For all the cerebral depth and surprise of his playing (not all of it entirely persuasive), Li wasn't about to sell any of it to the crowd. He remained seated between the Scherzos, shooting only sidelong, unsmiling acknowledgements of the mild, perhaps puzzled applause.

The second half of the program, which was devoted to Liszt's sprawling Sonata in B minor, opened with an almost punishing solemnity. Eschewing the piece's lyrical surges, Li kept bearing in on its sonorous breadth and complexity. Several times he clamped down on the sustaining pedal to erect a vast, slowly decaying wall of sound in the house. This was serious stuff, a Liszt wholly unlike the swaggering "Don Juan" stuntman Lang had conjured the night before.

When it was over, and through a pair of Liszt encores and a bravura rendition of the traditional Chinese "Sunflowers," Li seemed to soften up. He smiled a bit, his hand resting companionably on the piano as he accepted the now blooming applause. It was, unmistakably, a boyish grin: Li sports a set of silver braces on his teeth.

Given their ages, shared Chinese heritage and similar paths, Lang and Li undoubtedly have much in common. But apparently they have met rarely and briefly.

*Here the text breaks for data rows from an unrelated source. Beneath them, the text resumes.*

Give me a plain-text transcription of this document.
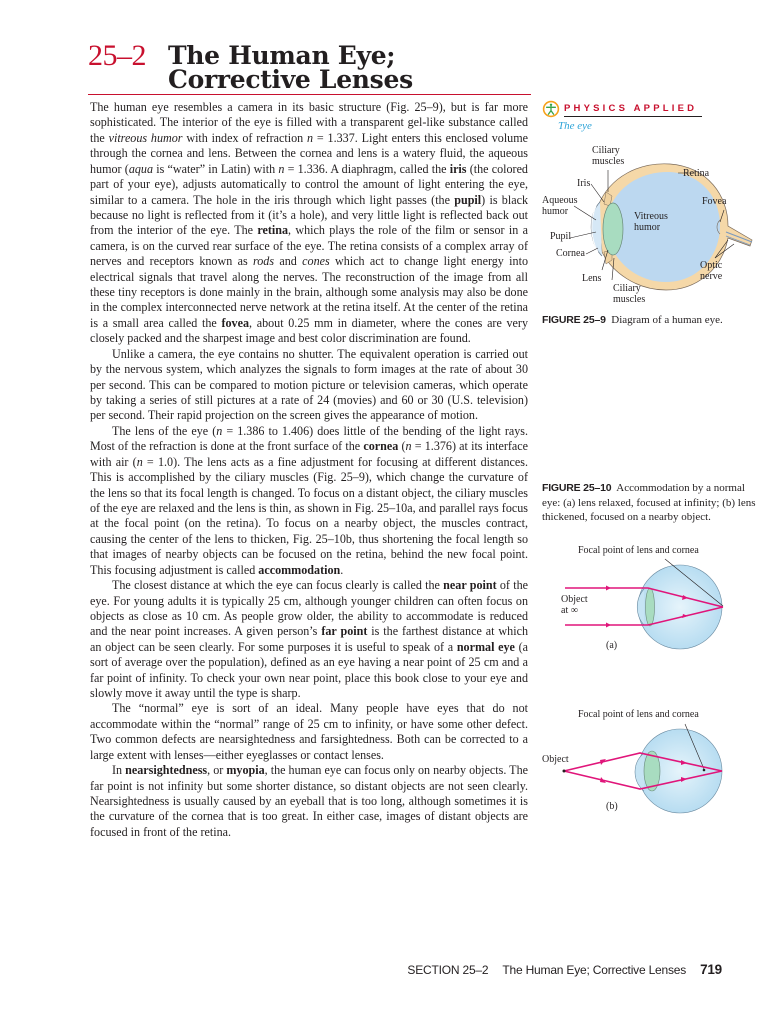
25–2 The Human Eye;
Corrective Lenses

The human eye resembles a camera in its basic structure (Fig. 25–9), but is far more sophisticated. The interior of the eye is filled with a transparent gel-like substance called the vitreous humor with index of refraction n = 1.337. Light enters this enclosed volume through the cornea and lens. Between the cornea and lens is a watery fluid, the aqueous humor (aqua is “water” in Latin) with n = 1.336. A diaphragm, called the iris (the colored part of your eye), adjusts automatically to control the amount of light entering the eye, similar to a camera. The hole in the iris through which light passes (the pupil) is black because no light is reflected from it (it’s a hole), and very little light is reflected back out from the interior of the eye. The retina, which plays the role of the film or sensor in a camera, is on the curved rear surface of the eye. The retina consists of a complex array of nerves and receptors known as rods and cones which act to change light energy into electrical signals that travel along the nerves. The reconstruction of the image from all these tiny receptors is done mainly in the brain, although some analysis may also be done in the complex interconnected nerve network at the retina itself. At the center of the retina is a small area called the fovea, about 0.25 mm in diameter, where the cones are very closely packed and the sharpest image and best color discrimination are found.

Unlike a camera, the eye contains no shutter. The equivalent operation is carried out by the nervous system, which analyzes the signals to form images at the rate of about 30 per second. This can be compared to motion picture or television cameras, which operate by taking a series of still pictures at a rate of 24 (movies) and 60 or 30 (U.S. television) per second. Their rapid projection on the screen gives the appearance of motion.

The lens of the eye (n = 1.386 to 1.406) does little of the bending of the light rays. Most of the refraction is done at the front surface of the cornea (n = 1.376) at its interface with air (n = 1.0). The lens acts as a fine adjustment for focusing at different distances. This is accomplished by the ciliary muscles (Fig. 25–9), which change the curvature of the lens so that its focal length is changed. To focus on a distant object, the ciliary muscles of the eye are relaxed and the lens is thin, as shown in Fig. 25–10a, and parallel rays focus at the focal point (on the retina). To focus on a nearby object, the muscles contract, causing the center of the lens to thicken, Fig. 25–10b, thus shortening the focal length so that images of nearby objects can be focused on the retina, behind the new focal point. This focusing adjustment is called accommodation.

The closest distance at which the eye can focus clearly is called the near point of the eye. For young adults it is typically 25 cm, although younger children can often focus on objects as close as 10 cm. As people grow older, the ability to accommodate is reduced and the near point increases. A given person’s far point is the farthest distance at which an object can be seen clearly. For some purposes it is useful to speak of a normal eye (a sort of average over the population), defined as an eye having a near point of 25 cm and a far point of infinity. To check your own near point, place this book close to your eye and slowly move it away until the type is sharp.

The “normal” eye is sort of an ideal. Many people have eyes that do not accommodate within the “normal” range of 25 cm to infinity, or have some other defect. Two common defects are nearsightedness and farsightedness. Both can be corrected to a large extent with lenses—either eyeglasses or contact lenses.

In nearsightedness, or myopia, the human eye can focus only on nearby objects. The far point is not infinity but some shorter distance, so distant objects are not seen clearly. Nearsightedness is usually caused by an eyeball that is too long, although sometimes it is the curvature of the cornea that is too great. In either case, images of distant objects are focused in front of the retina.

PHYSICS APPLIED
The eye
Ciliary
muscles
Retina
Iris
Aqueous
humor
Fovea
Vitreous
humor
Pupil
Cornea
Optic
nerve
Lens
Ciliary
muscles
FIGURE 25–9 Diagram of a human eye.
FIGURE 25–10 Accommodation by a normal eye: (a) lens relaxed, focused at infinity; (b) lens thickened, focused on a nearby object.
Focal point of lens and cornea
Object
at ∞
(a)
Focal point of lens and cornea
Object
(b)
SECTION 25–2 The Human Eye; Corrective Lenses 719
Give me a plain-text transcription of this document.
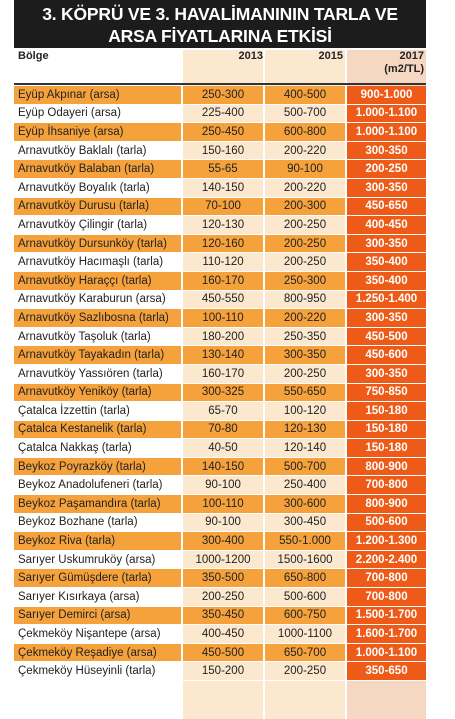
3. KÖPRÜ VE 3. HAVALİMANININ TARLA VE
ARSA FİYATLARINA ETKİSİ
Bölge	2013	2015	2017
(m2/TL)
Eyüp Akpınar (arsa)		250-300		400-500		900-1.000
Eyüp Odayeri (arsa)		225-400		500-700		1.000-1.100
Eyüp İhsaniye (arsa)		250-450		600-800		1.000-1.100
Arnavutköy Baklalı (tarla)		150-160		200-220		300-350
Arnavutköy Balaban (tarla)		55-65		90-100		200-250
Arnavutköy Boyalık (tarla)		140-150		200-220		300-350
Arnavutköy Durusu (tarla)		70-100		200-300		450-650
Arnavutköy Çilingir (tarla)		120-130		200-250		400-450
Arnavutköy Dursunköy (tarla)		120-160		200-250		300-350
Arnavutköy Hacımaşlı (tarla)		110-120		200-250		350-400
Arnavutköy Haraççı (tarla)		160-170		250-300		350-400
Arnavutköy Karaburun (arsa)		450-550		800-950		1.250-1.400
Arnavutköy Sazlıbosna (tarla)		100-110		200-220		300-350
Arnavutköy Taşoluk (tarla)		180-200		250-350		450-500
Arnavutköy Tayakadın (tarla)		130-140		300-350		450-600
Arnavutköy Yassıören (tarla)		160-170		200-250		300-350
Arnavutköy Yeniköy (tarla)		300-325		550-650		750-850
Çatalca İzzettin (tarla)		65-70		100-120		150-180
Çatalca Kestanelik (tarla)		70-80		120-130		150-180
Çatalca Nakkaş (tarla)		40-50		120-140		150-180
Beykoz Poyrazköy (tarla)		140-150		500-700		800-900
Beykoz Anadolufeneri (tarla)		90-100		250-400		700-800
Beykoz Paşamandıra (tarla)		100-110		300-600		800-900
Beykoz Bozhane (tarla)		90-100		300-450		500-600
Beykoz Riva (tarla)		300-400		550-1.000		1.200-1.300
Sarıyer Uskumruköy (arsa)		1000-1200		1500-1600		2.200-2.400
Sarıyer Gümüşdere (tarla)		350-500		650-800		700-800
Sarıyer Kısırkaya (arsa)		200-250		500-600		700-800
Sarıyer Demirci (arsa)		350-450		600-750		1.500-1.700
Çekmeköy Nişantepe (arsa)		400-450		1000-1100		1.600-1.700
Çekmeköy Reşadiye (arsa)		450-500		650-700		1.000-1.100
Çekmeköy Hüseyinli (tarla)		150-200		200-250		350-650
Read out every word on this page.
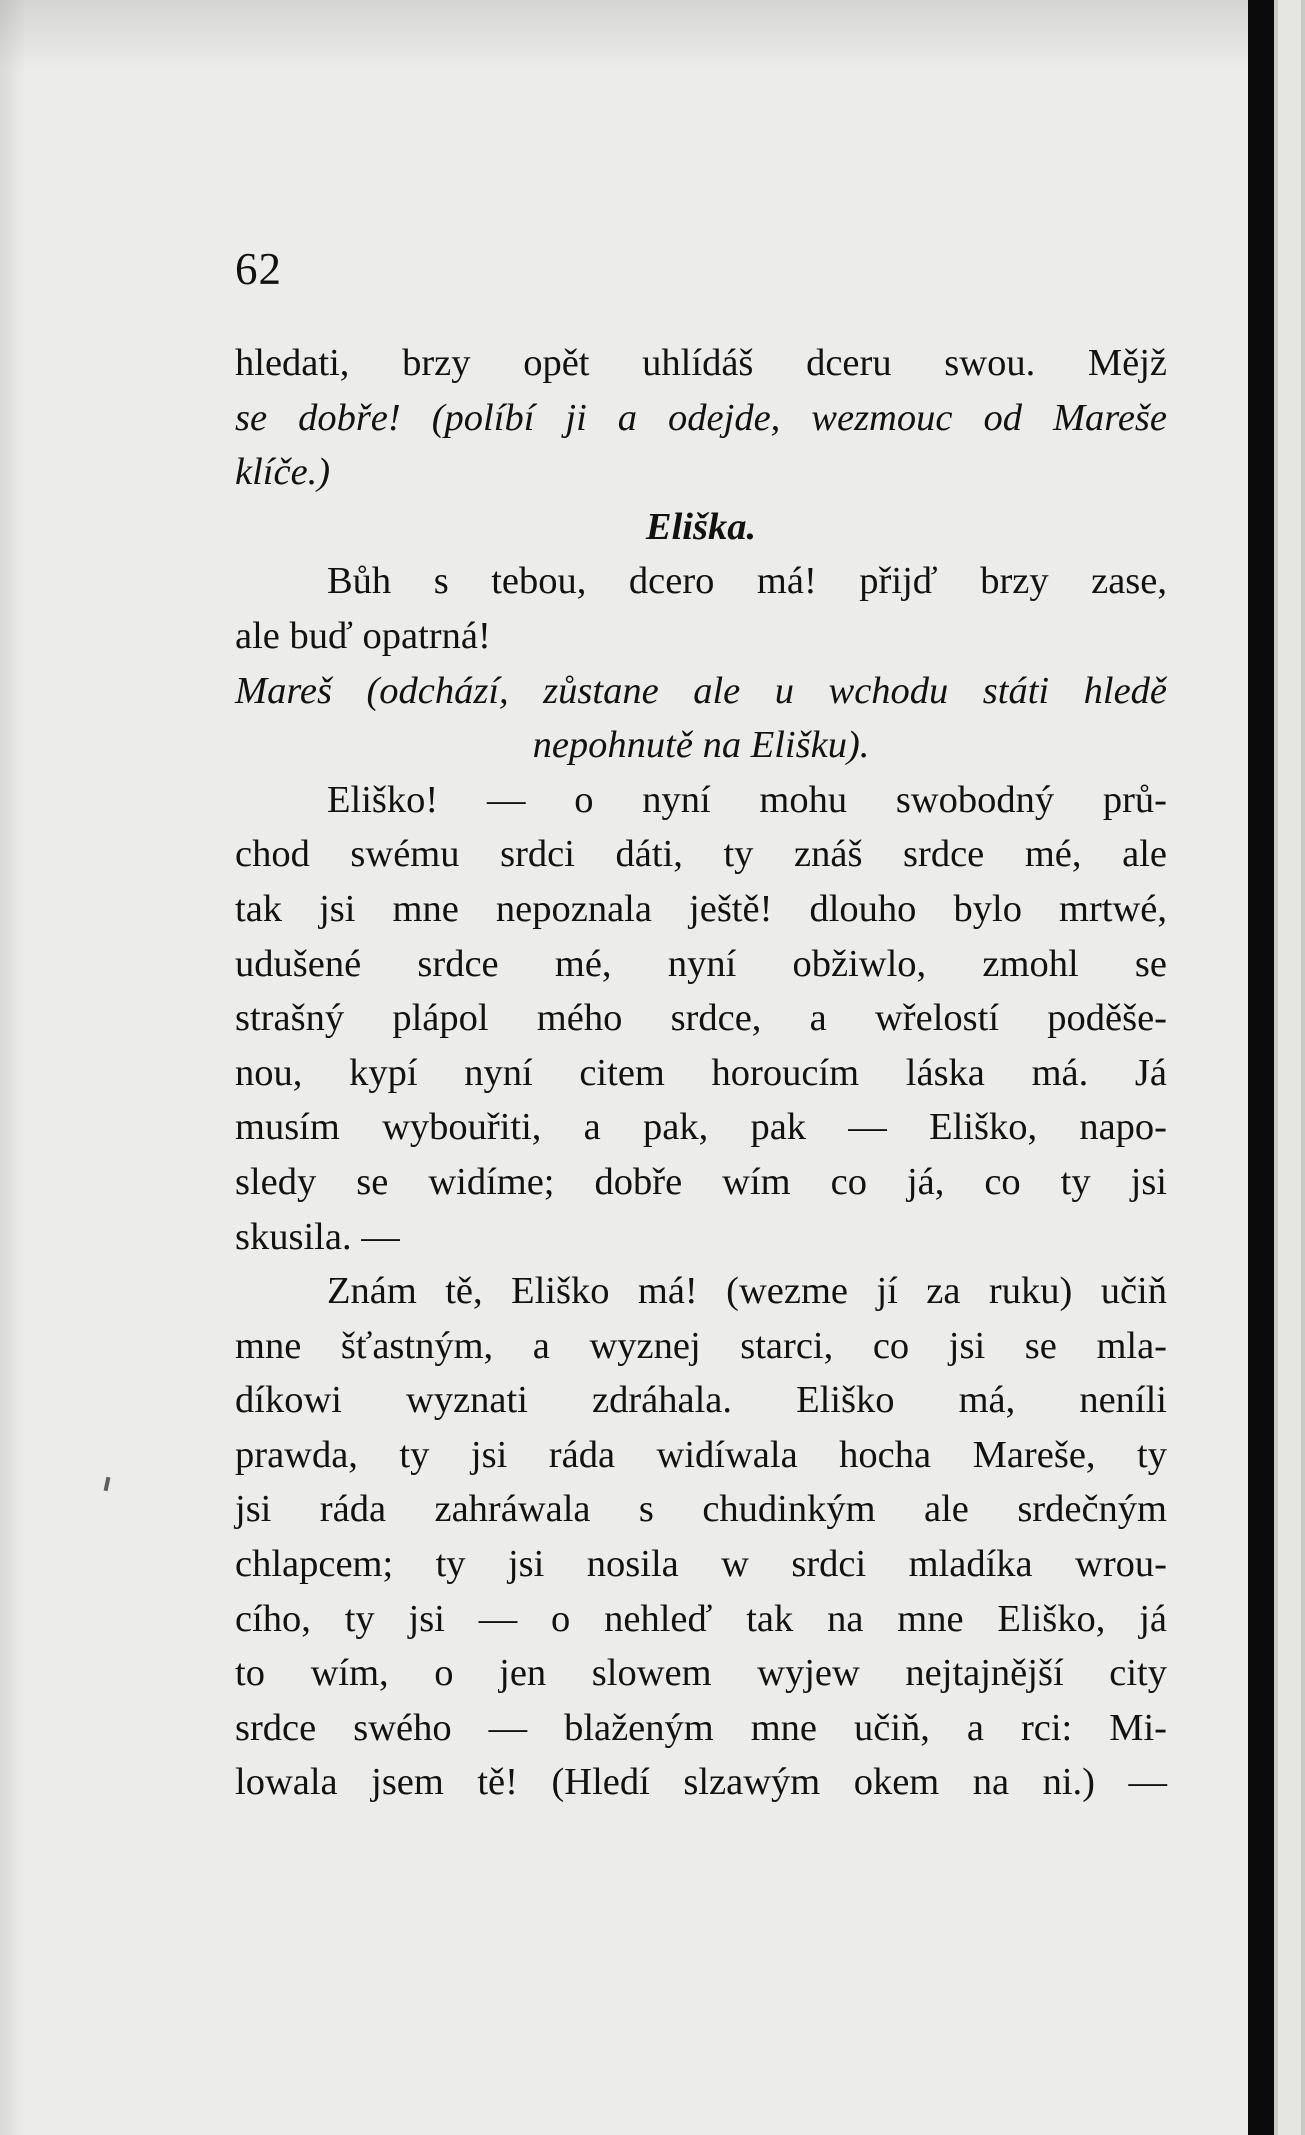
62
hledati, brzy opět uhlídáš dceru swou. Mějž
se dobře! (políbí ji a odejde, wezmouc od Mareše
klíče.)
Eliška.
Bůh s tebou, dcero má! přijď brzy zase,
ale buď opatrná!
Mareš (odchází, zůstane ale u wchodu státi hledě
nepohnutě na Elišku).
Eliško! — o nyní mohu swobodný prů-
chod swému srdci dáti, ty znáš srdce mé, ale
tak jsi mne nepoznala ještě! dlouho bylo mrtwé,
udušené srdce mé, nyní obžiwlo, zmohl se
strašný plápol mého srdce, a wřelostí poděše-
nou, kypí nyní citem horoucím láska má. Já
musím wybouřiti, a pak, pak — Eliško, napo-
sledy se widíme; dobře wím co já, co ty jsi
skusila. —
Znám tě, Eliško má! (wezme jí za ruku) učiň
mne šťastným, a wyznej starci, co jsi se mla-
díkowi wyznati zdráhala. Eliško má, neníli
prawda, ty jsi ráda widíwala hocha Mareše, ty
jsi ráda zahráwala s chudinkým ale srdečným
chlapcem; ty jsi nosila w srdci mladíka wrou-
cího, ty jsi — o nehleď tak na mne Eliško, já
to wím, o jen slowem wyjew nejtajnější city
srdce swého — blaženým mne učiň, a rci: Mi-
lowala jsem tě! (Hledí slzawým okem na ni.) —
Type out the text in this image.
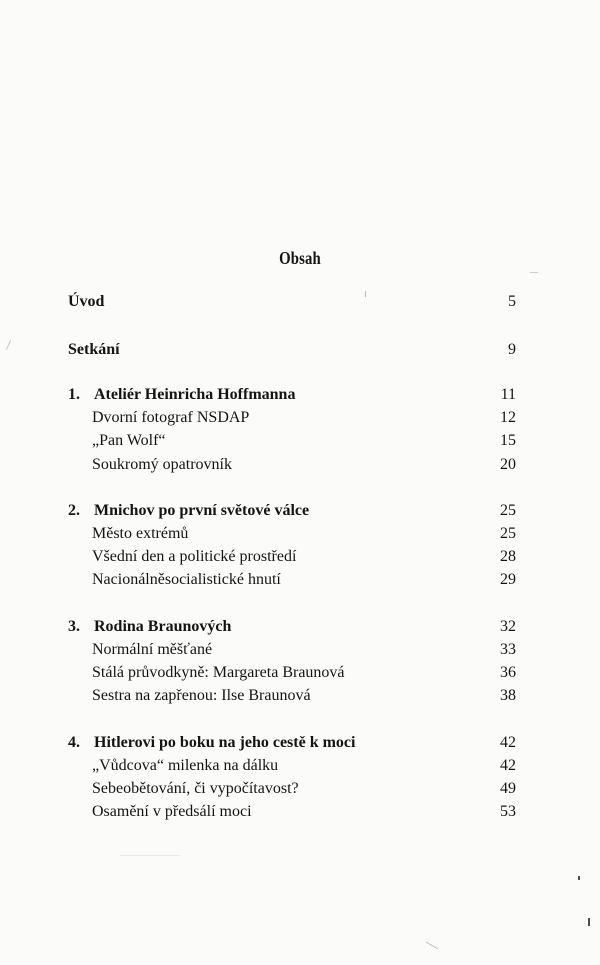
Obsah
Úvod	5
Setkání	9
1. Ateliér Heinricha Hoffmanna	11
Dvorní fotograf NSDAP	12
„Pan Wolf“	15
Soukromý opatrovník	20
2. Mnichov po první světové válce	25
Město extrémů	25
Všední den a politické prostředí	28
Nacionálněsocialistické hnutí	29
3. Rodina Braunových	32
Normální měšťané	33
Stálá průvodkyně: Margareta Braunová	36
Sestra na zapřenou: Ilse Braunová	38
4. Hitlerovi po boku na jeho cestě k moci	42
„Vůdcova“ milenka na dálku	42
Sebeobětování, či vypočítavost?	49
Osamění v předsálí moci	53
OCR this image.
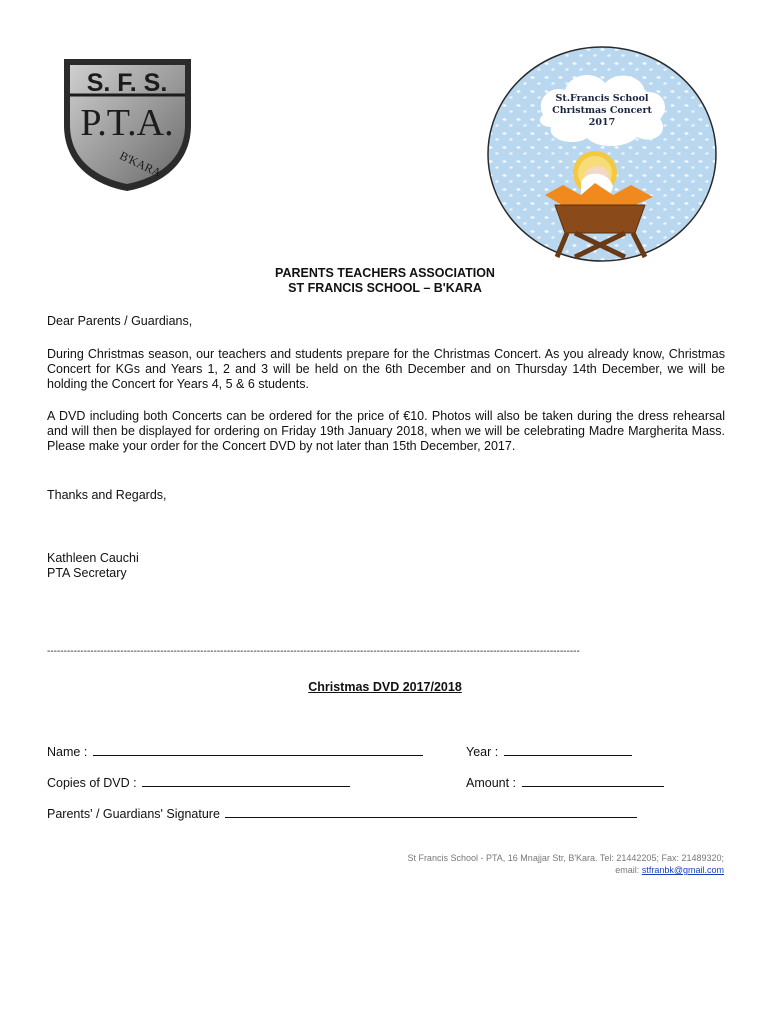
S. F. S.
P.T.A.
B'KARA
St.Francis School
Christmas Concert
2017
PARENTS TEACHERS ASSOCIATION
ST FRANCIS SCHOOL – B'KARA
Dear Parents / Guardians,
During Christmas season, our teachers and students prepare for the Christmas Concert. As you already know, Christmas Concert for KGs and Years 1, 2 and 3 will be held on the 6th December and on Thursday 14th December, we will be holding the Concert for Years 4, 5 & 6 students.
A DVD including both Concerts can be ordered for the price of €10. Photos will also be taken during the dress rehearsal and will then be displayed for ordering on Friday 19th January 2018, when we will be celebrating Madre Margherita Mass. Please make your order for the Concert DVD by not later than 15th December, 2017.
Thanks and Regards,
Kathleen Cauchi
PTA Secretary
----------------------------------------------------------------------------------------------------------------------------------------------------------------
Christmas DVD 2017/2018
Name :	Year :
Copies of DVD :	Amount :
Parents' / Guardians' Signature
St Francis School - PTA, 16 Mnajjar Str, B'Kara. Tel: 21442205; Fax: 21489320;
email: stfranbk@gmail.com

And then there's the hard, isolating arithmetic of what they do and what they're after. However they're received by the public, prodigies are keenly aware of the perilous, narrow path they travel from one year to the next and how very, very few can travel with them. In an interview with a Canadian music magazine, Lang said of Li, "His career is not big yet. I hope he will have a big career. ... I think it is very rare to become famous. The world has so many pianists."